Economists Richard Dunn of Texas A&M University and Timothy Classen of Loyola University Chicago are conducting some of those studies. They wanted to pinpoint the effect joblessness had on suicide rates…. So they looked for natural experiments, where workers were fired for reasons other than job performance. They zeroed in on mass layoffs, like when a factory closes and thousands of workers find themselves suddenly unemployed.

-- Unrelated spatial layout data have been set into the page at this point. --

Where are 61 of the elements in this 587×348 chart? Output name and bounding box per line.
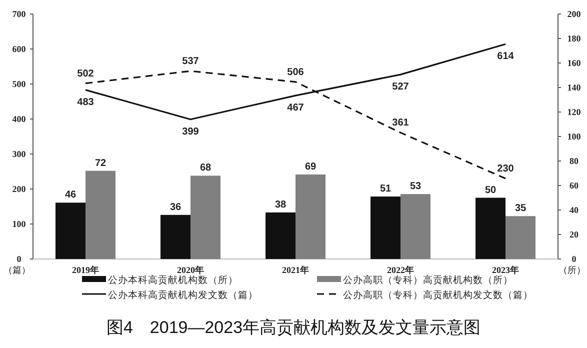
y-tick-label: 200 <box>12 184 26 194</box>
data-label: 72 <box>94 158 106 169</box>
data-label: 36 <box>170 202 182 213</box>
data-label: 53 <box>410 181 422 192</box>
legend-label: 公办高职（专科）高贡献机构数（所） <box>343 274 513 286</box>
data-label: 50 <box>484 184 496 196</box>
bar <box>296 174 326 259</box>
bar <box>56 202 86 259</box>
data-label: 68 <box>200 162 212 174</box>
bar <box>506 216 536 259</box>
bar <box>370 196 400 259</box>
y2-tick-label: 40 <box>570 205 579 215</box>
data-label: 35 <box>514 203 526 214</box>
y-axis-title: （篇） <box>4 265 30 275</box>
y-tick-label: 700 <box>12 9 26 19</box>
x-tick-label: 2020年 <box>177 265 204 275</box>
data-label: 502 <box>77 68 94 80</box>
y2-tick-label: 20 <box>570 230 579 240</box>
bar <box>476 198 506 259</box>
data-label: 399 <box>182 126 200 138</box>
data-label: 230 <box>497 164 514 174</box>
bar <box>86 170 116 259</box>
data-label: 467 <box>287 102 304 114</box>
y-tick-label: 300 <box>12 149 26 159</box>
bar <box>266 212 296 259</box>
y2-tick-label: 100 <box>567 132 582 142</box>
y2-tick-label: 140 <box>567 82 582 92</box>
data-label: 506 <box>287 66 304 78</box>
bar <box>190 176 220 259</box>
y2-tick-label: 60 <box>570 180 579 190</box>
legend-label: 公办本科高贡献机构发文数（篇） <box>108 289 258 301</box>
x-tick-label: 2021年 <box>282 265 309 275</box>
y2-tick-label: 120 <box>567 107 582 117</box>
data-label: 614 <box>497 51 514 62</box>
y-tick-label: 0 <box>16 254 22 264</box>
x-tick-label: 2022年 <box>387 265 414 275</box>
data-label: 483 <box>77 96 94 108</box>
legend-label: 公办高职（专科）高贡献机构发文数（篇） <box>343 289 533 301</box>
y2-tick-label: 160 <box>567 58 582 68</box>
bar <box>400 194 430 259</box>
x-tick-label: 2023年 <box>492 265 519 275</box>
y-tick-label: 600 <box>12 44 26 54</box>
y-tick-label: 500 <box>12 79 26 89</box>
data-label: 527 <box>392 82 410 93</box>
legend-label: 公办本科高贡献机构数（所） <box>108 274 238 286</box>
data-label: 537 <box>182 56 200 68</box>
y2-tick-label: 180 <box>567 34 582 44</box>
y-tick-label: 400 <box>12 114 26 124</box>
data-label: 51 <box>380 184 392 195</box>
text: 图4 2019—2023年高贡献机构数及发文量示意图 <box>106 318 481 337</box>
y-tick-label: 100 <box>12 219 26 229</box>
y2-tick-label: 80 <box>570 156 579 166</box>
y2-tick-label: 0 <box>572 254 577 264</box>
x-tick-label: 2019年 <box>72 265 99 275</box>
data-label: 69 <box>304 161 316 172</box>
data-label: 361 <box>392 118 410 129</box>
data-label: 38 <box>274 199 286 210</box>
y2-axis-title: （所） <box>558 265 586 275</box>
data-label: 46 <box>64 190 76 201</box>
y2-tick-label: 200 <box>567 9 582 19</box>
bar <box>160 214 190 259</box>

Dunn and Classen, who have previously studied the link between suicides and presidential elections, released an early version of the paper in 2009 (PDF); it was published earlier this year in Health Economics. Their findings, covering 1996 through 2005, aren’t surprising: “mass layoffs and long spells of unemployment specifically were associated with increased suicide risk.” This should be of particular concern since unemployment duration is at unprecedented levels, and since concerns are rising about the unwillingness of employers to even consider hiring the unemployed:
“We may be seeing what’s called statistical discrimination,” said Robert Shimer, a labor economist at the University of Chicago. “On average, these workers might be less attractive, and employers don’t bother to look more closely to pick out the good ones.”
And the data is getting less thin. The research by Dunn and Classen tracks with a CDC study published shortly thereafter about suicide rates from 1928 through 2007—i.e. from the Great Depression to the Great Recession:
The study found the strongest association between business cycles and suicide among people in prime working ages, 25-64 years old.
The overall suicide rate generally rose in recessions like the Great Depression (1929-1933), the end of the New Deal (1937-1938), the Oil Crisis (1973-1975), and the Double-Dip Recession (1980-1982) and fell in expansions like the WWII period (1939-1945) and the longest expansion period (1991-2001) in which the economy experienced fast growth and low unemployment.
But when reading up on Dunn, Classen, and their field of study, I came across something fascinating about another study that focused on suicide and economic stress in Europe:
If there’s a silver lining to Stuckler’s findings, it’s that a drop in traffic deaths appears to have canceled out the impact of the added suicides on the overall mortality rate of the countries.
Why fascinating? Well, while reading up on accident rates in Cook County for my previous post, I came across a surprise in the IDOT crash statistics. Vehicle crashes declined over the oughts, but the decline between 2008 and 2009 was unusual.
Some of the huge 2008-2009 drop can be attributed to a new reporting threshold. But the number of deaths also dropped:
2008 (when the recession really hit): 272
Likewise, NHTSA data shows a substantial statewide decline in traffic fatalities during 2008 and 2009.